Along with the euphoria that people feel many youth have hopes of better future prospects. The Sunday Times spoke to a few university students to get their reactions regarding the end of the war and their post-war expectations.

Hashen Fernando (21), a second year Management Faculty student of the University of Colombo said he was relieved that the war was over and expenditure incurred on the war could now be used for development-based projects.

Hiran Ariyawansa Hashen Fernando Ravindra Perera K.A.K.Weeraratne

“For many politicians the war was an excuse for anything. Now that the war is over, a political solution is needed,” he said.

Hashen said that the displaced should be resettled in their homes soon and measures should be taken to give stability to their lives.

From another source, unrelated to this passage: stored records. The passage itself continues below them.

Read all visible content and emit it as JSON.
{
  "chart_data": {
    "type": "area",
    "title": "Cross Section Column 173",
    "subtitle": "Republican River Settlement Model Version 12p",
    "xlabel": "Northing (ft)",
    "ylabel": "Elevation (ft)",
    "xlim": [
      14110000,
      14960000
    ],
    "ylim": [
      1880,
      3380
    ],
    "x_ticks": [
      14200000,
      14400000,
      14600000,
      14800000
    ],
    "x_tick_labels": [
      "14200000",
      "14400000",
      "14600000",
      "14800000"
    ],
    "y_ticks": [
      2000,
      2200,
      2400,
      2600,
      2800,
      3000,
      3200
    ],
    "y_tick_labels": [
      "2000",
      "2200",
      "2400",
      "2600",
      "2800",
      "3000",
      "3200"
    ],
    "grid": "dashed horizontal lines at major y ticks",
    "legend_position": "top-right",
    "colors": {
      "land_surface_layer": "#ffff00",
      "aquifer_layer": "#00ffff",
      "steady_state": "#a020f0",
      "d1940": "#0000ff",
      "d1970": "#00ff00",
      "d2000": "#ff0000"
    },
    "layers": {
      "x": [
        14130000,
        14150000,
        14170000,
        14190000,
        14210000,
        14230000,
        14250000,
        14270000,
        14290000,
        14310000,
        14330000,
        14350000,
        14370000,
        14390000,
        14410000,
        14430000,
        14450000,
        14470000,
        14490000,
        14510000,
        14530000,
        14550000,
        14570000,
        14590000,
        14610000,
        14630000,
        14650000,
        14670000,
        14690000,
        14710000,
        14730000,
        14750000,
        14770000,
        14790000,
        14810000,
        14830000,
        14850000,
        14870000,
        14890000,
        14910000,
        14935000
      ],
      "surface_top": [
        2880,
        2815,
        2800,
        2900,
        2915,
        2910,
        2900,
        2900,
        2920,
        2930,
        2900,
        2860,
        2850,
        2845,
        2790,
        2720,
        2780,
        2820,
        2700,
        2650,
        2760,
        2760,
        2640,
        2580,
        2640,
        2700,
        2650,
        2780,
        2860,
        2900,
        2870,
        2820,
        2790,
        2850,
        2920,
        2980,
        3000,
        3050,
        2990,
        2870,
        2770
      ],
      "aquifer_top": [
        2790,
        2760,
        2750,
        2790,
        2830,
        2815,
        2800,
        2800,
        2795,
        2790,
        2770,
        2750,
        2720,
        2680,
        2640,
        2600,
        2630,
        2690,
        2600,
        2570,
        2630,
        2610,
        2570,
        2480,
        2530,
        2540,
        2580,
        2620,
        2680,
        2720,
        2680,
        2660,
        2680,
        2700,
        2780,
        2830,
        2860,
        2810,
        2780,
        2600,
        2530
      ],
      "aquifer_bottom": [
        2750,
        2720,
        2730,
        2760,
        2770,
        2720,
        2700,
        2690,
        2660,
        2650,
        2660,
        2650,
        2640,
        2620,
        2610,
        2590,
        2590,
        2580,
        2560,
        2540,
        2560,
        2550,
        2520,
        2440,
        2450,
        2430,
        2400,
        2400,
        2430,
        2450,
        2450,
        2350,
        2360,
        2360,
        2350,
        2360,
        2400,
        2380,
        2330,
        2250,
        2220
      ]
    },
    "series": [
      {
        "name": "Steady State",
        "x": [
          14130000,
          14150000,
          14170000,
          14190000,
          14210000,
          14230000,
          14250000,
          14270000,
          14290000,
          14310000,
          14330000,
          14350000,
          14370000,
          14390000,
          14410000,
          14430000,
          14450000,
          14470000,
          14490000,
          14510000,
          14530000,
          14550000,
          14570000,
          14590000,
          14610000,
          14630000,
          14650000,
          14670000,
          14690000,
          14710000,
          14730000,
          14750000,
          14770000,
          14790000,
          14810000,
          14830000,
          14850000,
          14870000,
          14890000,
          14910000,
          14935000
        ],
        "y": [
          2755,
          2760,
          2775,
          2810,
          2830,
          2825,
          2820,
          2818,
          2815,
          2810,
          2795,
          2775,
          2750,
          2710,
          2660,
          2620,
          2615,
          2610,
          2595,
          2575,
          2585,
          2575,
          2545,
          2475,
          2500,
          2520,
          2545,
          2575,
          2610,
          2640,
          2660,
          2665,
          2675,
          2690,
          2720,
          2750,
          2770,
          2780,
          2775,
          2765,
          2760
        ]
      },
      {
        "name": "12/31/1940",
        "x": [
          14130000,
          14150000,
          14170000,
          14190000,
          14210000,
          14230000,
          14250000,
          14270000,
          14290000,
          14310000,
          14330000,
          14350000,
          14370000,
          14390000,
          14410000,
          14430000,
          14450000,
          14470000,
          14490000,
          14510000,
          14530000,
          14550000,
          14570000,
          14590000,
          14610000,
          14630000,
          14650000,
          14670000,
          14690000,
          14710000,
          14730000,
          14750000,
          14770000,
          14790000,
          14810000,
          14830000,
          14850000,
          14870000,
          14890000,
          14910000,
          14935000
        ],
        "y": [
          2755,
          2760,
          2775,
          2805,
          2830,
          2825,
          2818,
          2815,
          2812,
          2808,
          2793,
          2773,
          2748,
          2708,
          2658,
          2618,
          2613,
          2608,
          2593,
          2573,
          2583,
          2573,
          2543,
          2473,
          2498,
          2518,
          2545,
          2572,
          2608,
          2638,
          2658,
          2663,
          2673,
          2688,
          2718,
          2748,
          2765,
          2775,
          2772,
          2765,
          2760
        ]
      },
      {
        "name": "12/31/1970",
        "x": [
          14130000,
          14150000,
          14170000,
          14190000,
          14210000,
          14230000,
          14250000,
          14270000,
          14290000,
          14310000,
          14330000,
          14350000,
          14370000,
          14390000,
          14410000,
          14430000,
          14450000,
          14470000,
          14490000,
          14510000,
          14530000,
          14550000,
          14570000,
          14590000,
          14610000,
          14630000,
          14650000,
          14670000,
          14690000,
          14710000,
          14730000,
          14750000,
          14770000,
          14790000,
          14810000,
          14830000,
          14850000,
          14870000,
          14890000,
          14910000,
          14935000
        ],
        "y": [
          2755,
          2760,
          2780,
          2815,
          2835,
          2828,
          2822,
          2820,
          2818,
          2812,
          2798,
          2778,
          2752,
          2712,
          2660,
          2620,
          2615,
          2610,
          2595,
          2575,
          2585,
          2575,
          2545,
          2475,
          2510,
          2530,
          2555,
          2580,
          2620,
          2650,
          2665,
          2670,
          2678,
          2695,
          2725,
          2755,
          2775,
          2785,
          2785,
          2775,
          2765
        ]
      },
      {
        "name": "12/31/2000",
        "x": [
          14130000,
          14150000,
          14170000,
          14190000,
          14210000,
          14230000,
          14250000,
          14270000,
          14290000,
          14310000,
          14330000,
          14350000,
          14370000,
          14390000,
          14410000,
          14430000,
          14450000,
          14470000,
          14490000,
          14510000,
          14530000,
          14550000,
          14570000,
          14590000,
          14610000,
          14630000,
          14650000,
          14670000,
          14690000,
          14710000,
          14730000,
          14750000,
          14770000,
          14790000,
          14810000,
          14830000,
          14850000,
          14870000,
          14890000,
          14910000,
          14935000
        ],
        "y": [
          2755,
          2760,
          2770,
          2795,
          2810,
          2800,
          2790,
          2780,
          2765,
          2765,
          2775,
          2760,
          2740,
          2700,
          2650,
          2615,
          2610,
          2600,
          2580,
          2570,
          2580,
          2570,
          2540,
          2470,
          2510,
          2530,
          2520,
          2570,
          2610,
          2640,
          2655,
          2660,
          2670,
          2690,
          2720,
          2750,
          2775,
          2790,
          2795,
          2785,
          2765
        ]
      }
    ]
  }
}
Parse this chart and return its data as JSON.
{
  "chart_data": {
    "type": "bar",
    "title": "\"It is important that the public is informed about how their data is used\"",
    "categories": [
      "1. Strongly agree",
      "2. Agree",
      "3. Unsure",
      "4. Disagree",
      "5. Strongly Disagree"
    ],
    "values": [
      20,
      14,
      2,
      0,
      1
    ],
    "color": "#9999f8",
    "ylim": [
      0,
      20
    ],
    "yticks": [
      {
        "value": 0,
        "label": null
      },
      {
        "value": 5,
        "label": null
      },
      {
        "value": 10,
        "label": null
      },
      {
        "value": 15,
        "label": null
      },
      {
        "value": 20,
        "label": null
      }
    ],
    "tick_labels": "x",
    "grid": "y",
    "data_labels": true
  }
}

“A book should be given to the hand of a youth who may have been holding a gun, to teach him the value of education and those who wish to pursue higher studies should be given the opportunities and support to do so. He also said soldiers who have been physically disabled by the war should be incorporated in the development of society.

Hiran Ariyawansa (24) a final year student of the Science Faculty of the University of Colombo said the time was now ripe for Sri Lankan intellectuals living abroad to return and serve the country.

He said some students of the science and medical faculties were of the opinion that once they finish their higher education they would leave the country in search of better prospects. But now with the end of the war many have changed their minds and are willing to stay back and serve the country.

Ravindra Perera (24) another Management Faculty student said the rich and untapped resources of the north east should be used for economic development.

K.A.K. Weeraratne (24), an Arts Faculty student, studying International Relations said the government should concentrate on developing good relations with western countries.

“Some western countries have a negative image of the country. It is important to make them feel that their support is needed,” he said.

Praveen Rajaratnam*, a student of the Faculty of Humanities of the Kelaniya University said the time was opportune for all people to collectively work towards the development of the country on a national level devoid of ethnic labels.

“War was a convenient excuse not to address many other pressing issues including the economic downturn. Now, these issues have to be addressed.

Mohommed Ishan Haniffa (25), a final year Engineering Faculty student of the Moratuwa University said now that the war has ended there would be a demand for jobs as development projects would commence.

“There is a lack of jobs in the engineering field but with infrastructure-related projects commencing, there would be so many job openings in many fields,” he said.

Ishan said although there is a global economic crisis, Sri Lanka would gradually see a developing economy with investments flowing into the country.